Prayer for growing old (I think I am already there!)
Dear Higher Power, You know better than I myself that I am growing older and will someday be old. Keep me from the fatal habit of thinking I must say something on every subject and on every occasion.
Release me from craving to straighten out everybody’s affairs. Make me thoughtful but not moody; helpful but not bossy.
With my vast store of wisdom, it seems a pity not to use it all; but You know, Beloved, that I want a few friends at the end.
Keep my mind free from the recital of endless details; give me wings to get to the point.
Seal my lips on my aches and pains; they are increasing, and love of rehearsing them is becoming sweeter as the years go by.

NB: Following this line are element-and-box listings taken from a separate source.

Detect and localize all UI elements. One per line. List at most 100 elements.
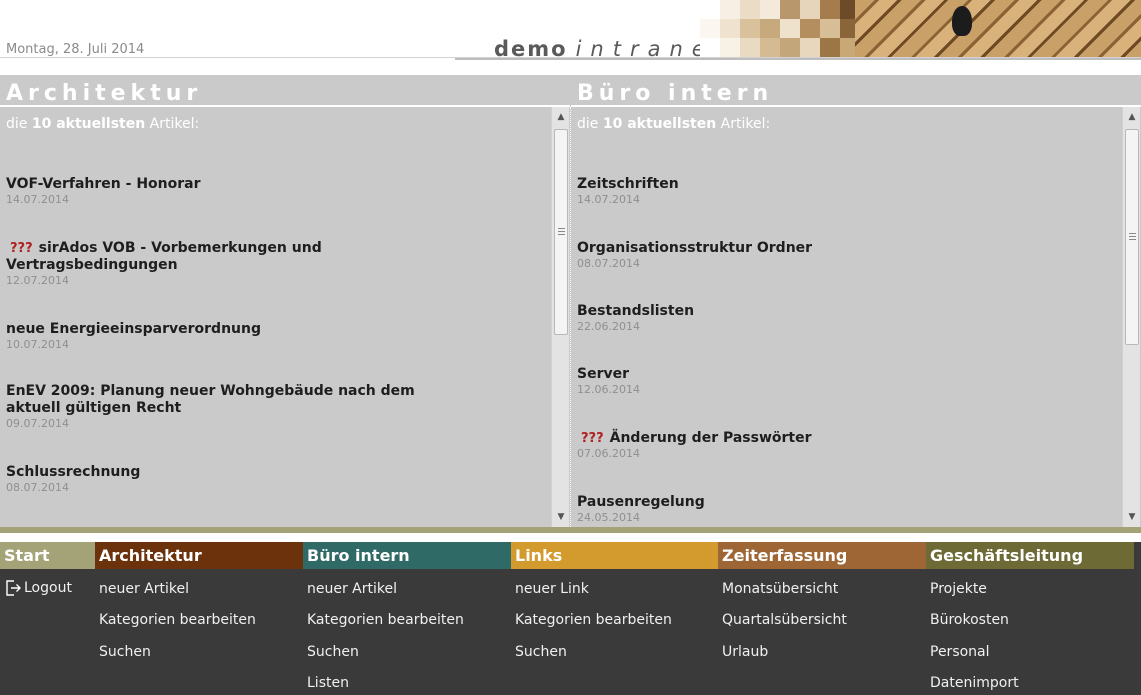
person-silhouette-icon	[952, 6, 972, 36]
grip-line	[1129, 233, 1136, 234]
nav-item-kategorien-bearbeiten[interactable]: Kategorien bearbeiten	[515, 612, 672, 628]
scroll-up-arrow-icon[interactable]: ▲	[552, 109, 570, 125]
panel-title: Architektur	[6, 81, 203, 106]
panel-title-underline	[571, 105, 1141, 107]
scrollbar-buero-intern[interactable]: ▲ ▼	[1122, 107, 1140, 527]
article-item[interactable]: ??? sirAdos VOB - Vorbemerkungen und Vert…	[6, 240, 446, 288]
article-item[interactable]: Zeitschriften 14.07.2014	[577, 176, 1017, 207]
nav-item-projekte[interactable]: Projekte	[930, 581, 987, 597]
article-title[interactable]: VOF-Verfahren - Honorar	[6, 176, 446, 193]
nav-section-links: Links neuer Link Kategorien bearbeiten S…	[511, 542, 718, 695]
article-item[interactable]: VOF-Verfahren - Honorar 14.07.2014	[6, 176, 446, 207]
nav-item-personal[interactable]: Personal	[930, 644, 990, 660]
unread-flag: ???	[581, 431, 604, 446]
article-date: 12.06.2014	[577, 383, 640, 396]
article-item[interactable]: Bestandslisten 22.06.2014	[577, 303, 1017, 334]
grip-line	[1129, 236, 1136, 237]
panel-subtitle: die 10 aktuellsten Artikel:	[577, 116, 770, 132]
article-title[interactable]: Bestandslisten	[577, 303, 1017, 320]
panel-subtitle: die 10 aktuellsten Artikel:	[6, 116, 199, 132]
nav-item-quartalsuebersicht[interactable]: Quartalsübersicht	[722, 612, 847, 628]
subtitle-bold: 10 aktuellsten	[31, 116, 146, 132]
logout-label[interactable]: Logout	[24, 580, 72, 596]
article-title[interactable]: Zeitschriften	[577, 176, 1017, 193]
panel-architektur: Architektur die 10 aktuellsten Artikel: …	[0, 75, 570, 527]
article-title[interactable]: neue Energieeinsparverordnung	[6, 321, 446, 338]
nav-item-neuer-artikel[interactable]: neuer Artikel	[307, 581, 397, 597]
nav-section-architektur: Architektur neuer Artikel Kategorien bea…	[95, 542, 303, 695]
nav-item-suchen[interactable]: Suchen	[99, 644, 151, 660]
unread-flag: ???	[10, 241, 33, 256]
article-title[interactable]: EnEV 2009: Planung neuer Wohngebäude nac…	[6, 383, 446, 417]
panel-title-underline	[0, 105, 570, 107]
article-title[interactable]: Pausenregelung	[577, 494, 1017, 511]
nav-item-neuer-artikel[interactable]: neuer Artikel	[99, 581, 189, 597]
scroll-up-arrow-icon[interactable]: ▲	[1123, 109, 1141, 125]
article-date: 24.05.2014	[577, 511, 640, 524]
article-item[interactable]: EnEV 2009: Planung neuer Wohngebäude nac…	[6, 383, 446, 431]
article-item[interactable]: ??? Änderung der Passwörter 07.06.2014	[577, 430, 1017, 461]
subtitle-prefix: die	[6, 116, 28, 132]
header: Montag, 28. Juli 2014 demo intranet	[0, 0, 1141, 75]
grip-line	[558, 234, 565, 235]
nav-head-buero-intern[interactable]: Büro intern	[303, 542, 511, 569]
article-title[interactable]: Schlussrechnung	[6, 464, 446, 481]
nav-head-links[interactable]: Links	[511, 542, 718, 569]
header-underline	[455, 58, 1141, 60]
scroll-down-arrow-icon[interactable]: ▼	[552, 509, 570, 525]
spacer	[0, 533, 1141, 542]
nav-head-architektur[interactable]: Architektur	[95, 542, 303, 569]
logout-link[interactable]: Logout	[4, 579, 72, 597]
nav-section-buero-intern: Büro intern neuer Artikel Kategorien bea…	[303, 542, 511, 695]
subtitle-bold: 10 aktuellsten	[602, 116, 717, 132]
header-photo	[855, 0, 1141, 57]
article-date: 22.06.2014	[577, 320, 640, 333]
article-date: 08.07.2014	[6, 481, 69, 494]
article-item[interactable]: Server 12.06.2014	[577, 366, 1017, 397]
article-date: 10.07.2014	[6, 338, 69, 351]
article-item[interactable]: neue Energieeinsparverordnung 10.07.2014	[6, 321, 446, 352]
nav-section-zeiterfassung: Zeiterfassung Monatsübersicht Quartalsüb…	[718, 542, 926, 695]
article-title[interactable]: sirAdos VOB - Vorbemerkungen und Vertrag…	[6, 240, 322, 273]
logout-icon	[6, 580, 21, 596]
nav-item-listen[interactable]: Listen	[307, 675, 349, 691]
subtitle-suffix: Artikel:	[149, 116, 200, 132]
scrollbar-thumb[interactable]	[1125, 129, 1139, 345]
article-date: 14.07.2014	[577, 193, 640, 206]
nav-head-start[interactable]: Start	[0, 542, 95, 569]
header-banner-image	[700, 0, 1141, 57]
article-title-row[interactable]: ??? Änderung der Passwörter	[577, 430, 1017, 447]
nav-item-suchen[interactable]: Suchen	[307, 644, 359, 660]
article-title[interactable]: Organisationsstruktur Ordner	[577, 240, 1017, 257]
nav-head-geschaeftsleitung[interactable]: Geschäftsleitung	[926, 542, 1134, 569]
nav-item-monatsuebersicht[interactable]: Monatsübersicht	[722, 581, 838, 597]
scroll-down-arrow-icon[interactable]: ▼	[1123, 509, 1141, 525]
panel-buero-intern: Büro intern die 10 aktuellsten Artikel: …	[571, 75, 1141, 527]
grip-line	[558, 228, 565, 229]
nav-item-neuer-link[interactable]: neuer Link	[515, 581, 589, 597]
article-date: 09.07.2014	[6, 417, 69, 430]
article-title[interactable]: Änderung der Passwörter	[610, 430, 812, 446]
scrollbar-thumb[interactable]	[554, 129, 568, 335]
article-title-row[interactable]: ??? sirAdos VOB - Vorbemerkungen und Vert…	[6, 240, 446, 274]
subtitle-suffix: Artikel:	[720, 116, 771, 132]
article-item[interactable]: Organisationsstruktur Ordner 08.07.2014	[577, 240, 1017, 271]
article-date: 14.07.2014	[6, 193, 69, 206]
nav-item-datenimport[interactable]: Datenimport	[930, 675, 1019, 691]
nav-head-zeiterfassung[interactable]: Zeiterfassung	[718, 542, 926, 569]
article-date: 12.07.2014	[6, 274, 69, 287]
nav-item-buerokosten[interactable]: Bürokosten	[930, 612, 1009, 628]
article-item[interactable]: Schlussrechnung 08.07.2014	[6, 464, 446, 495]
scrollbar-architektur[interactable]: ▲ ▼	[551, 107, 569, 527]
nav-section-start: Start Logout	[0, 542, 95, 695]
nav-item-kategorien-bearbeiten[interactable]: Kategorien bearbeiten	[99, 612, 256, 628]
nav-item-kategorien-bearbeiten[interactable]: Kategorien bearbeiten	[307, 612, 464, 628]
mosaic-pattern	[700, 0, 860, 57]
grip-line	[558, 231, 565, 232]
nav-item-urlaub[interactable]: Urlaub	[722, 644, 768, 660]
nav-item-suchen[interactable]: Suchen	[515, 644, 567, 660]
article-item[interactable]: Pausenregelung 24.05.2014	[577, 494, 1017, 525]
panel-title: Büro intern	[577, 81, 774, 106]
nav-section-geschaeftsleitung: Geschäftsleitung Projekte Bürokosten Per…	[926, 542, 1134, 695]
article-title[interactable]: Server	[577, 366, 1017, 383]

I dare not ask for improved memory, but for a growing humility and a lessening cocksureness when my memory seems to clash with the memories of others.
Teach me the glorious lesson that occasionally I may be mistaken.
Keep me reasonably sweet, for a sour old person is a vexation to those around.
Give me the ability to see good things in unexpected places and talents in unexpected people; and give me, Divine One, the grace to tell them so.
A sweet poem, but I will cut myself some slack if I can’t always do my best! I will continually try!